USCIS provides free study materials which includes sample test questions of both the 2020 and 2008 civics tests, although the 2008 version is in use within interviews. The agency is currently exploring ways to revamp the civics test, with the help of national engagements for feedback and comments on the proposed changes. The test will go through a trial phase for about five months in 2023. In the meantime, applicants preparing for the civics test should study the questions in accordance with the current policy applicable to their application case.
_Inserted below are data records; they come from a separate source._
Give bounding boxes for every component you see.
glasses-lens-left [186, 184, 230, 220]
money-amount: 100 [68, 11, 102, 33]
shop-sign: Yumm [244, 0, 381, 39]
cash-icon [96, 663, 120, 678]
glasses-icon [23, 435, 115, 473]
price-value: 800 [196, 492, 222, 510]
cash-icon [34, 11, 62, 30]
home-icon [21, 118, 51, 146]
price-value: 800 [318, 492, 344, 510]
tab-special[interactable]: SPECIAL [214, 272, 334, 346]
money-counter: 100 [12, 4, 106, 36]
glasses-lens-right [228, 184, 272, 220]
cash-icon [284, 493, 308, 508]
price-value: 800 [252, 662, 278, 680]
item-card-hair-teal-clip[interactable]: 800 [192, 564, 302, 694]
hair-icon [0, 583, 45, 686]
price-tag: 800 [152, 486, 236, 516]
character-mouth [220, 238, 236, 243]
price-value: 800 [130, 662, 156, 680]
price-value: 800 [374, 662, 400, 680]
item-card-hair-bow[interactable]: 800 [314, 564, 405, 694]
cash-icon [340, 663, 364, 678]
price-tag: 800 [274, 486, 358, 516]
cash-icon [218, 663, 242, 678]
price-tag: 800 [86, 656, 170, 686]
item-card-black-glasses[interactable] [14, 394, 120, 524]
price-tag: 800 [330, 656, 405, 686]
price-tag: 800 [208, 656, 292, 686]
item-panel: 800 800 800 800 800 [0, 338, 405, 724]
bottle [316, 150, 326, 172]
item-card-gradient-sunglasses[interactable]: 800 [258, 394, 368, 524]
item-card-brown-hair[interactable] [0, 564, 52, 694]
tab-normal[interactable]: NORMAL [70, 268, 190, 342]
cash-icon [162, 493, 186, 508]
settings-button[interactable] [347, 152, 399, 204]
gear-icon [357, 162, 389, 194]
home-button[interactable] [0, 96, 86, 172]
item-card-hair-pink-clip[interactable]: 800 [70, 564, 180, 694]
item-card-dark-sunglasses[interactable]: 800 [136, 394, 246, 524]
USCIS has free information seminars held online and in person. These are open to anyone who is interested, and are offered in different languages. Citizenship classes are held for immigrants looking to naturalize. Legal assistance is available to those who seek advice. The USCIS also funds certain groups who help immigrants naturalize. Low cost services are available by state.

=== American civics in education ===
In January 2015, Arizona became the first state in the United States to require high school students to pass a civics test before graduation. The law, signed by Governor Doug Ducey, requires high school students to correctly answer 60 of 100 questions on a test similar to the one new citizens must pass during naturalization. Governor Ducey believes that requiring the civics test in schools would improve civic and political engagement in the country. Advocates like the Arizona-based Joe Foss Institute have set a goal of having all 50 states pass similar legislation by 2017, the 230th anniversary of the United States Constitution. However, only 20 states had followed suit as of 2019.